Warnstreik an Berliner Hochschulen am 28. Januar – Zentrale Kundgebung um 12 Uhr am Bebelplatz
In der Tarifrunde des öffentlichen Dienstes der Länder erhöhen Beschäftigte der Hochschulen, Studierendenwerke und Forschungseinrichtungen am Mittwoch, dem 28. Januar mit einem bundesweiten Branchenstreiktag den Druck. In Berlin ruft ver.di alle Berliner Hochschulen sowie Beschäftigte bei uni assist e.V. zum Warnstreik und zu einer zentralen Kundgebung um 12Uhr am Bebelplatz (vor der Humboldt Universität) auf.

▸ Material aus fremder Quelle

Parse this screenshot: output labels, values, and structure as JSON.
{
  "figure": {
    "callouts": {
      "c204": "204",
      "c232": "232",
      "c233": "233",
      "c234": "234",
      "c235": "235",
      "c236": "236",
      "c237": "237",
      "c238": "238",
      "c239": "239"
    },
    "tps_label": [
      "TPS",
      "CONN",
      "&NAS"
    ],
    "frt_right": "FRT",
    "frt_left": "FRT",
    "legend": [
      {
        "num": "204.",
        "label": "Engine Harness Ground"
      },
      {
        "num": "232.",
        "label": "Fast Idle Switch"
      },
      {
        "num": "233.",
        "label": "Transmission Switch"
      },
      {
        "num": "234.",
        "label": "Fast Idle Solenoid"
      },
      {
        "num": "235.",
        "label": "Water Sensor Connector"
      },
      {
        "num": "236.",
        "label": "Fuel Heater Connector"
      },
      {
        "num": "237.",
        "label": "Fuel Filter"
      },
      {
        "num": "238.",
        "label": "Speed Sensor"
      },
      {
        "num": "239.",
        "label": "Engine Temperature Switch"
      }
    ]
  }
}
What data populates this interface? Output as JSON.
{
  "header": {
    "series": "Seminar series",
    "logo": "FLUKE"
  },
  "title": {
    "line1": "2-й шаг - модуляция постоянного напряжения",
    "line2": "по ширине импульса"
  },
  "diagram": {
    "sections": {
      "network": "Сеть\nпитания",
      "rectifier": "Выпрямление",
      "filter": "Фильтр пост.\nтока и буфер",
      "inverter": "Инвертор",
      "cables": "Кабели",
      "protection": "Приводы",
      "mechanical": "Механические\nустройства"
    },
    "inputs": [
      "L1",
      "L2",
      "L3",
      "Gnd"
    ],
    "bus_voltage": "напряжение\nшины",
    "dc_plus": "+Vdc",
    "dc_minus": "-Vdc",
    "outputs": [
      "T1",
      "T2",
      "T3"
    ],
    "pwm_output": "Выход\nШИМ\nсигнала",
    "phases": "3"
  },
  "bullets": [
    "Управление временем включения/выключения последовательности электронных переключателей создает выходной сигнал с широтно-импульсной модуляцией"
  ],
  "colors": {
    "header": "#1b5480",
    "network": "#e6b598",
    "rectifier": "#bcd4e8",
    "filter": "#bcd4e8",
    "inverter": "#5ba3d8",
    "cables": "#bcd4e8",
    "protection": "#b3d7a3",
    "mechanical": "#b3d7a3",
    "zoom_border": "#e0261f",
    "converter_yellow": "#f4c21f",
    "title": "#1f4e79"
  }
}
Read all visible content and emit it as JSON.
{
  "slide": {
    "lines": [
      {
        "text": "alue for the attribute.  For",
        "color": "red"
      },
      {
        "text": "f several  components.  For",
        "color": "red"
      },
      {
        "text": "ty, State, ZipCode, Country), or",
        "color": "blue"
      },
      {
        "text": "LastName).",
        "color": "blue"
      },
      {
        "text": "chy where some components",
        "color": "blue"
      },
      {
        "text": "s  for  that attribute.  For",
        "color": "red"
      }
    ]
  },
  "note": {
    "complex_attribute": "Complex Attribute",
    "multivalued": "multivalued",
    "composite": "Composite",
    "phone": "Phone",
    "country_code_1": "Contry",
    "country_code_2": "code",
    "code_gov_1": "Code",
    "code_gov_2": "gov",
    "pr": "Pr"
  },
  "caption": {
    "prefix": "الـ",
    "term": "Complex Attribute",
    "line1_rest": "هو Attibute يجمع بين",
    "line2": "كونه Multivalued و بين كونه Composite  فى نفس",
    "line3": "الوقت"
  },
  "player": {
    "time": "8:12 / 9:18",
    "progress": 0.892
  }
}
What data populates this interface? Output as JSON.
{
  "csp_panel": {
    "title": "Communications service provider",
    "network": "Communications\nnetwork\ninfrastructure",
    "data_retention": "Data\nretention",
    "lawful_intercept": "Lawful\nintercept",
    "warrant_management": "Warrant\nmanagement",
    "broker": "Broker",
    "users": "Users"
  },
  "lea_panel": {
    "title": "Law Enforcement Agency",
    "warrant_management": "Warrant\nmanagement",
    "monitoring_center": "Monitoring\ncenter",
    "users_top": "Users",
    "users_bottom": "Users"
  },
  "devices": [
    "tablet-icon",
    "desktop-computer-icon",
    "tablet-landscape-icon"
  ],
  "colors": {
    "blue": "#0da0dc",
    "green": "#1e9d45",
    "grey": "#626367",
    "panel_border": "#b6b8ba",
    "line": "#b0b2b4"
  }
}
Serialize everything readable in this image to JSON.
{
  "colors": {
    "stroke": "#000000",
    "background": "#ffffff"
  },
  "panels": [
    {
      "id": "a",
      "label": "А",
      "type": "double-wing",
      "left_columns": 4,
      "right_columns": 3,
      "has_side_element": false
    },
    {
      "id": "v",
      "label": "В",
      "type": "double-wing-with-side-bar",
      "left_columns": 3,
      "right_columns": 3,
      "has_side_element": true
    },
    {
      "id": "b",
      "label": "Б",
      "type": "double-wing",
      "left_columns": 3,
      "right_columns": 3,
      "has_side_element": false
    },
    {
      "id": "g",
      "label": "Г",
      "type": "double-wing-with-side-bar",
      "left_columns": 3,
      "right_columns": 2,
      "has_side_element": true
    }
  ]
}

„Gerade an den Berliner Hochschulen erleben wir derzeit massive Haushaltskürzungen, die die Beschäftigten und Studierenden unmittelbar treffen. Wenn Stellen nicht nachbesetzt, Studienplätze und Lehre ausgedünnt werden und Arbeitsbelastungen immer weiter steigen, sind gute Arbeits- und Studienbedingungen in Gefahr“, sagte Michaela Müller-Klang von der ver.di Betriebsgruppe an der Technischen Universität Berlin und im ver.di Landesfachbereichsvorstand Berlin/Brandenburg. „Mit dem Hochschulaktionstag machen Beschäftigte und Studierende deutlich: Wir brauchen gute Arbeits- und Studienbedingungen statt Kürzungen. Deswegen müssen sich die Arbeitgeber in der Tarifrunde endlich bewegen.“
Die Tarifgemeinschaft deutscher Länder(TdL) hatte auch in der zweiten Verhandlungsrunde am 15./16. Januar kein verbindliches Angebot vorgelegt. ver.di fordert Gehaltserhöhungen von sieben Prozent, monatlich mindestens 300 Euro. Nachwuchskräfte sollen monatlich 200 Euro mehr bekommen und nach erfolgreicher Ausbildung unbefristet übernommen werden. Zudem will ver.di erreichen, dass der Tarifvertrag bundesweit auch für studentische Hilfskräfte gilt.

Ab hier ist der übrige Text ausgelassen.